The Survivors Network of Victims Abused by Priests (SNAP) held a press conference in Owensboro on Friday to reveal the details of a formal complaint against Diocese of Owensboro Bishop William Medley. The 10-page complaint argues Medley covered up the abuse of children by assigning at least one priest with credible allegations of sexual abuse to a parish where children were expected to be less present.
The complaint was filed by Bowling Green native Michael Montgomery — a lifelong Catholic — and will be presented to Kentucky’s highest-ranking Catholic official, Louisville Archbishop Joseph Kurtz. The complaint will also be presented to one of Pope Francis’s top U.S. officials. These alleged actions occurred when Medley was serving as the personal director for the Diocese of Louisville during the 1990s.

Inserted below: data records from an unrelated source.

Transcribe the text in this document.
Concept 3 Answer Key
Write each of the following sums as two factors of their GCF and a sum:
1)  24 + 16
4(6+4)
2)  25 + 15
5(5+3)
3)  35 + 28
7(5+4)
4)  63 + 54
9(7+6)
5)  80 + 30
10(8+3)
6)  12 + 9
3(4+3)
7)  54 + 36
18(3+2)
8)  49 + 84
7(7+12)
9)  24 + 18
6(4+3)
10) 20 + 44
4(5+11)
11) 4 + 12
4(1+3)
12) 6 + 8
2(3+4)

Montgomery’s filed complaint reveals a memo written by Medley, detailing a Louisville priest that was reassigned to a Catholic parish with fewer children given the priest’s “history” and subsequent six-month therapy.
Missouri-based SNAP Director and spokesman David Clohessy said Friday’s formal complaint is extremely rare.
“Very, very few of these are turned in,” he said. “Sadly, the overwhelming majority of Catholics don’t speak up against this issue. The inaction of most Catholics has been distressing. However, things are beginning to change. The overwhelming majority of Montgomery’s complaint comes directly from the official church records from court, and from Medley’s records.”
Clohessy believes Medley won’t respond to these factual records of his reassigning priests with a record of child abuse to other parishes.
“He won’t say or do anything, I don’t think–which is tragic because Montgomery is a lifelong Catholic who was looking forward to spending more time than ever in the church after retirement,” Clohessy said. “He said repeatedly at the press conference, ‘I hope I’m wrong about this.’”
Montgomery met with Medley face-to-face and asked him if everything he’d uncovered was true.
“He didn’t deny it,” Clohessy said. “It’s all there in writing.”
The complaint also alleges that Medley left out the names of two local priests who were known child abusers in his April press conference, where he released an official list of priests’ names with substantiated claims of abuse.
“At least two credibly accused predator priests worked in the Owensboro area but have attracted no public attention here and are not on the diocese’s official ‘credibly accused’ list,’” SNAP said in a statement.
The names of the priests who weren’t added to the accused clergy list are Fr. Cosmos Dahlheimer, who worked at St. Maur’s Priory in the Owensboro Diocese in South Union, Ky. in 1964 and Fr. Joseph T. Neeson, a pastor of St. Rose’ Parish in Cloverport from 1925-1928.
Neeson was accused of child molestation in 2002, though he retired from the priesthood in 1957 and died in 1966. Dahlheimer was treated for psychological issues in the 1960s before being accused of abusing four children between 1970-1978. Two civil abuse lawsuits against Dahlheimer were settled in 2002, and he was listed as a credibly accused abuser by three church entities.
SNAP said they applaud Montgomery’s “courage and compassion” and hope his bravery will inspire other current and former church staff members to obey Pope Francis’ recent edict to speak up about knowledge or suspicions about clergy child crimes.
The Diocese of Owensboro released a statement to Owensboro Times on Monday in regard to these complaints.
“Bishop William F. Medley has previously met with Mr. Montgomery and is aware of the concerns raised regarding his position as clergy professional director from 1989-1993 in the Archdiocese of Louisville,” the statement reads. “At this time Bishop Medley has not received any directives from the Papal Nuncio in regards to this matter. At last week’s meeting of the United States Conference of Catholic Bishops (USCCB), the bishops adopted new protocols for reporting concerns such as these; Bishop Medley awaits further direction.”
SNAP encourages those who have seen, suspected or suffered crimes to contact their local law enforcement, lawmakers and the state’s attorney general.